聖音、思索に耽る
私は記憶を失ってから、宮藤さん以外の人と会ったことがない。
私にとっては宮藤さんが生きる全てであり、私の生活は宮藤さんを軸にしていた。
朝一番に「おはよう」と声を掛けるのは私であり、夜寝る直前に「おやすみなさい」と言葉を交わすのも私であった。
……つまり何が言いたいかというと、宮藤さんに対し独占欲なるものを抱き始めたのである。
果たして、自分の常識を相手に押し付けるのは、非常識だろうか?
朝食は、ロールケーキだった。
食卓に着き、困惑しつつロールケーキを眺めていると、宮藤さんから説明された。
今日は客人がいるから、との事。
対面に座る、金髪の人物おねーさんに目を遣ると、甘い物は苦手なのか箸の進み……もといフォークの進みが遅い。それとも、朝からクリームは重いのだろうか。
対し、私は朝からクリームもいけるタイプの人種なので、寧ろいつもと違う朝食に気分が高揚する。
早々に手を合わし、ロールケーキを口に運ぶ。
うーん甘い。紅茶が欲しくなる甘さだ。しかし、そんな洒落た物が出てくる訳もなく、コップに注がれてるのは普段通り麦茶だった。
「宮藤さん、紅茶ってある?」
「すまん、ない」
「……そっか」
ダメもとで聞いてみただけなので、やっぱりなと思う。
あれ、そういえば、この家に来てから麦茶しか飲んでないかもしれない。地味に、偏食なるぬ偏飲が続いていたのか。地味にショックだ。

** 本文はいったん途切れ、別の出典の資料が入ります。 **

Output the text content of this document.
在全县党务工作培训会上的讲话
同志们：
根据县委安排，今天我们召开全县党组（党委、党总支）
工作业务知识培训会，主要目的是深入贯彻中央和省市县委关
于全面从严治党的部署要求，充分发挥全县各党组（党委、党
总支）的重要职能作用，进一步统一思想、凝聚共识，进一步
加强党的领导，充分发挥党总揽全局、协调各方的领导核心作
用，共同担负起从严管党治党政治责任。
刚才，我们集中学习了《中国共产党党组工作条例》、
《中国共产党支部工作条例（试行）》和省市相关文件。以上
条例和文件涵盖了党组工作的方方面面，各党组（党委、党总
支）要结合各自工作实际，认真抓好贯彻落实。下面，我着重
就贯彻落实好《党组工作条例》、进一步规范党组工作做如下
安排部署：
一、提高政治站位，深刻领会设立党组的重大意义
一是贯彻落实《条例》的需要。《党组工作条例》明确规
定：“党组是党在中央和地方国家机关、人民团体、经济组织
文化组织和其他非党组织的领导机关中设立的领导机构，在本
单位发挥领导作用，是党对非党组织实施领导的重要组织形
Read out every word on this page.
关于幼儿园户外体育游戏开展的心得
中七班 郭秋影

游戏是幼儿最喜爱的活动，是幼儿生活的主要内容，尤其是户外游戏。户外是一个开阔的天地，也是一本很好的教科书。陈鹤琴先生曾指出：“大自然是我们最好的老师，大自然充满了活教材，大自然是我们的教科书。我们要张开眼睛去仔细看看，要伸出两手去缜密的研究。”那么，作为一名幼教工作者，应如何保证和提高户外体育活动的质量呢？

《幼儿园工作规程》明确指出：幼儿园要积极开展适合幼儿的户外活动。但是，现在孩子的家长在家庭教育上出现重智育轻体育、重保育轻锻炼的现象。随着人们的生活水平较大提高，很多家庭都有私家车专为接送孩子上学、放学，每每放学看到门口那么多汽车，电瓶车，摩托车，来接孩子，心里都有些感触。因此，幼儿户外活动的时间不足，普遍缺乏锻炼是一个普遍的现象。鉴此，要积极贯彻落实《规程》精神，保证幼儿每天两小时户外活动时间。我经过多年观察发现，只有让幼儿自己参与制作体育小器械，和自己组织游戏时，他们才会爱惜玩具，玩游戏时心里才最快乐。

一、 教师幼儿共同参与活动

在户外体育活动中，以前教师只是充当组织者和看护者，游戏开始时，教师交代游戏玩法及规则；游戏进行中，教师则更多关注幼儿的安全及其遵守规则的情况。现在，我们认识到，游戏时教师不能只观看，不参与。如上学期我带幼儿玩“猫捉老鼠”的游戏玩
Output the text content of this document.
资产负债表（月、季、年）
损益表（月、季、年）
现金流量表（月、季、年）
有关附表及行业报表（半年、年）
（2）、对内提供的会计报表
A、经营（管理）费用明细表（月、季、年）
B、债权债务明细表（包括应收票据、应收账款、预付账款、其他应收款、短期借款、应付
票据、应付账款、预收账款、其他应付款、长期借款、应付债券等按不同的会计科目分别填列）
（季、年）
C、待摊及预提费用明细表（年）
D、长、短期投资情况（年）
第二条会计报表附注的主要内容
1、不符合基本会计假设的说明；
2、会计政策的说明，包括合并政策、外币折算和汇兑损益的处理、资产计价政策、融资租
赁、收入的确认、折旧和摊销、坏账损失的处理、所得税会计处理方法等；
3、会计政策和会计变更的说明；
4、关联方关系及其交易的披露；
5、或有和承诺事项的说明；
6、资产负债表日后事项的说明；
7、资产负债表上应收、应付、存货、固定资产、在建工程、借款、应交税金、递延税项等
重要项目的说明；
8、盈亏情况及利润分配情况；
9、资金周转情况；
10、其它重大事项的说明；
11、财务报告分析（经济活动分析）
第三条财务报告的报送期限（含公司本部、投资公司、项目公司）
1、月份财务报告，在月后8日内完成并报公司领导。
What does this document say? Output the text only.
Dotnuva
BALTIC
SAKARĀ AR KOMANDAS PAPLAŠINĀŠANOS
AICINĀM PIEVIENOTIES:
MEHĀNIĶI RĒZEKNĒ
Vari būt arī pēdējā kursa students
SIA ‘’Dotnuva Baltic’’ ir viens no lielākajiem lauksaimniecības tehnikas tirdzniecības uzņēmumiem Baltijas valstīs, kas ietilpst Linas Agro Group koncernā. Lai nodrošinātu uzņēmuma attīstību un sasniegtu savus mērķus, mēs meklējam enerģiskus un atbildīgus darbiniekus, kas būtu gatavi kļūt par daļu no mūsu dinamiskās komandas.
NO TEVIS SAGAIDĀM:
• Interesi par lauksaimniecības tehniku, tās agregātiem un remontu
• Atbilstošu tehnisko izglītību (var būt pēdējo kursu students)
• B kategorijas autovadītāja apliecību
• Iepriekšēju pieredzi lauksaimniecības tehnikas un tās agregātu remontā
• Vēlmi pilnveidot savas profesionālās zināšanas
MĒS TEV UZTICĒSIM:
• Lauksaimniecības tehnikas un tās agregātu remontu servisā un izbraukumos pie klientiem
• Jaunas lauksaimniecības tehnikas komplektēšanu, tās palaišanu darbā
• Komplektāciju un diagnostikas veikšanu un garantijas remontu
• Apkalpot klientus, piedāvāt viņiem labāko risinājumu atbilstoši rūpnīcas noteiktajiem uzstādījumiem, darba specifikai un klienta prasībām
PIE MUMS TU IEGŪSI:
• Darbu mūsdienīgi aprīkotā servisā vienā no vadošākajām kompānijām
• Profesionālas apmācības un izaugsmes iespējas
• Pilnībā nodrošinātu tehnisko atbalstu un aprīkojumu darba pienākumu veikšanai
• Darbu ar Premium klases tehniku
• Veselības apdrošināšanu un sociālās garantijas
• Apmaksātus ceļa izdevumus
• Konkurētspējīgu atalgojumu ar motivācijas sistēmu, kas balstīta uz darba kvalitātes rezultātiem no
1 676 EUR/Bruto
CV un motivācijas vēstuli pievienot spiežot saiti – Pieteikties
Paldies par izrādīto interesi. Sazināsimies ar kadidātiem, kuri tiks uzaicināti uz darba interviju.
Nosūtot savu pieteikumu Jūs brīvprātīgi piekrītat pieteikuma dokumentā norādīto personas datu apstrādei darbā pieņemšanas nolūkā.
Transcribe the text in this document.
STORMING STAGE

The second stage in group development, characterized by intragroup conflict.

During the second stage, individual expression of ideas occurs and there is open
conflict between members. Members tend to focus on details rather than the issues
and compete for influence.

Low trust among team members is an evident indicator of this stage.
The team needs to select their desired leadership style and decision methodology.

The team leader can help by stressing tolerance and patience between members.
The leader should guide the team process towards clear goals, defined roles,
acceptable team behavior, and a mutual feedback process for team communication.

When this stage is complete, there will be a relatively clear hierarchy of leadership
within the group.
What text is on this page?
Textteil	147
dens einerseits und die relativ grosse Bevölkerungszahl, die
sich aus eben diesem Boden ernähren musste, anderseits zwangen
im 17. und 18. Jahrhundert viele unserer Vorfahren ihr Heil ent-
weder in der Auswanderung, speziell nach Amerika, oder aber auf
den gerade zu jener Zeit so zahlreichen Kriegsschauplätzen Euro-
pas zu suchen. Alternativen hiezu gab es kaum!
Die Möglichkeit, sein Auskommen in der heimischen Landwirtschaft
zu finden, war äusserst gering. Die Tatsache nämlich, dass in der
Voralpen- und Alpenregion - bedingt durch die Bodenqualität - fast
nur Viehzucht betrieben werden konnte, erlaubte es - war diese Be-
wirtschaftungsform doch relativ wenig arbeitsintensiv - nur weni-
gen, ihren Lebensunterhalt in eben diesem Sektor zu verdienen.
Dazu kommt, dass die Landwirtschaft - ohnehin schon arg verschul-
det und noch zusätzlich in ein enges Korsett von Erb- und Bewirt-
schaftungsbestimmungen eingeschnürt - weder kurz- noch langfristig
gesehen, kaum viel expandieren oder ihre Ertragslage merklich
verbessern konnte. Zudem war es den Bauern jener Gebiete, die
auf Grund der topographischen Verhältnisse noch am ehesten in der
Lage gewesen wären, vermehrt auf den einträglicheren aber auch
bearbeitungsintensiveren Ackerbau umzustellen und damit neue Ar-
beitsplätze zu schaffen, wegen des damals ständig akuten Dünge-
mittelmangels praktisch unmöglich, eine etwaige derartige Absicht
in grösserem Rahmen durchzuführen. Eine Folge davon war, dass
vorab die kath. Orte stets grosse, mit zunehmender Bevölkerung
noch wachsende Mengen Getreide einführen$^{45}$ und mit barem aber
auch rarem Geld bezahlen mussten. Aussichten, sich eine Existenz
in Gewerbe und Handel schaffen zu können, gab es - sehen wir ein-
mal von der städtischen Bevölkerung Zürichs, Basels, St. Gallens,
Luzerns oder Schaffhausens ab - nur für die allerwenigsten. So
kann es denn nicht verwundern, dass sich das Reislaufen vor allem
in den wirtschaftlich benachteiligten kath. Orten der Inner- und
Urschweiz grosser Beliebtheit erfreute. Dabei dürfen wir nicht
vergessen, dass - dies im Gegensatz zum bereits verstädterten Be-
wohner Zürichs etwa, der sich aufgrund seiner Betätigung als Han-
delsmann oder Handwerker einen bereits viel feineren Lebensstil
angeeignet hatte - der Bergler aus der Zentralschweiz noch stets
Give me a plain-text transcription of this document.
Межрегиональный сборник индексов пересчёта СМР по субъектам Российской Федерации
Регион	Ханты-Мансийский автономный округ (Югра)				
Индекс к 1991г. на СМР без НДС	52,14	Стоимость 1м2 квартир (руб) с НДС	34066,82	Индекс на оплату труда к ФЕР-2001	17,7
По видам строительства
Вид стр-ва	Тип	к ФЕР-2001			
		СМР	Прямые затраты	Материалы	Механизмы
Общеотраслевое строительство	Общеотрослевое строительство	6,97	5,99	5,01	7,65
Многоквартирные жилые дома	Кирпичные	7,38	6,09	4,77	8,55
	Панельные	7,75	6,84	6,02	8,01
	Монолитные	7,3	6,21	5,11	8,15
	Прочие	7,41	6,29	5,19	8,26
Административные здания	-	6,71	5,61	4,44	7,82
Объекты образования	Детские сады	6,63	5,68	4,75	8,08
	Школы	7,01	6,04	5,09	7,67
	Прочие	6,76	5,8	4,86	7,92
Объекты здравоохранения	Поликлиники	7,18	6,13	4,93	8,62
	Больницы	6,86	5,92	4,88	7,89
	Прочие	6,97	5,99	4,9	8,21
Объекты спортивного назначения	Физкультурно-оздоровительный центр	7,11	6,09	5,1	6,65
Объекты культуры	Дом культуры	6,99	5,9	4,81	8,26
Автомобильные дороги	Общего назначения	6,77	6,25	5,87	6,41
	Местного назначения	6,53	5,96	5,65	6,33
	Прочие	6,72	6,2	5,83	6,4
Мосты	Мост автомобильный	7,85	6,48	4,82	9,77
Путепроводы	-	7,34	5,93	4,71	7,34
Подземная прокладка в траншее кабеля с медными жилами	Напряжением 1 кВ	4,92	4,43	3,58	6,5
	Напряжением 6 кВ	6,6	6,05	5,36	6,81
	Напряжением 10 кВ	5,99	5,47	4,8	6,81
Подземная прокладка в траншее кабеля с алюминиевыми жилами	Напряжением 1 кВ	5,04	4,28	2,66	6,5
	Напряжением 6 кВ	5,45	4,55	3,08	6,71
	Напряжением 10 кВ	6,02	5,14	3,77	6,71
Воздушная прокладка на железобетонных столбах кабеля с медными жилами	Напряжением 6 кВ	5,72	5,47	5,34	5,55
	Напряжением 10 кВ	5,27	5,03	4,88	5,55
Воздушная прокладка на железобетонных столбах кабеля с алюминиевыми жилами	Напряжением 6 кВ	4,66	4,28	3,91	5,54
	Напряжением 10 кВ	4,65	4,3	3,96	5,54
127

まぁ水よりかはマシだと思い直し、ロールケーキをぱくついていると、
「聖音ちゃんは、紅茶が好きなんだ」
突然、金髪おねーさんに話し掛けられた。
「はい」
脳内には、『気安く名前を呼ぶな』と『はい』という二つの選択肢が出てきたので、当たり障りない方を選んだ。
でも、ギャルゲーとかだと奇抜な答えを言った方が進展するかもだ。主に、仲の悪さとか。
試しに、
「あの、気安く名前で呼ばないでください」
私としては、かなり攻めた台詞だったと思う。今後、私は面倒臭いやつだとレッテルを貼られ、極力関わってこなくなるだろう。それに加え、家に私がいる可能性が浮上し、一気に来づらくなる。半分以上が後付けだが、割と良かった返答かもだ。しかし、
「ごめんごめん。それじゃあ、何て呼べばいい?」
自ずとこの問題が発生するわけで……僅かに頭痛が生じる。
頭の回転を早くする為、対局中にショートケーキを食べる棋士の如く、ロールケーキを口に運んでみた。が、あまり効果を実感しない。新陳代謝というのが遅いからだろうか。
名前が駄目だと言った手前、やっぱり名字かな。でも、宮藤って呼ばれるのも何か違うし。
年上から『さん』付けはムズ痒いし。
あだ名はもっと違うし……。
……散々悩み抜いた結果、
「やっぱ聖音でいいです……」
結局、一人相撲で終わるのだった。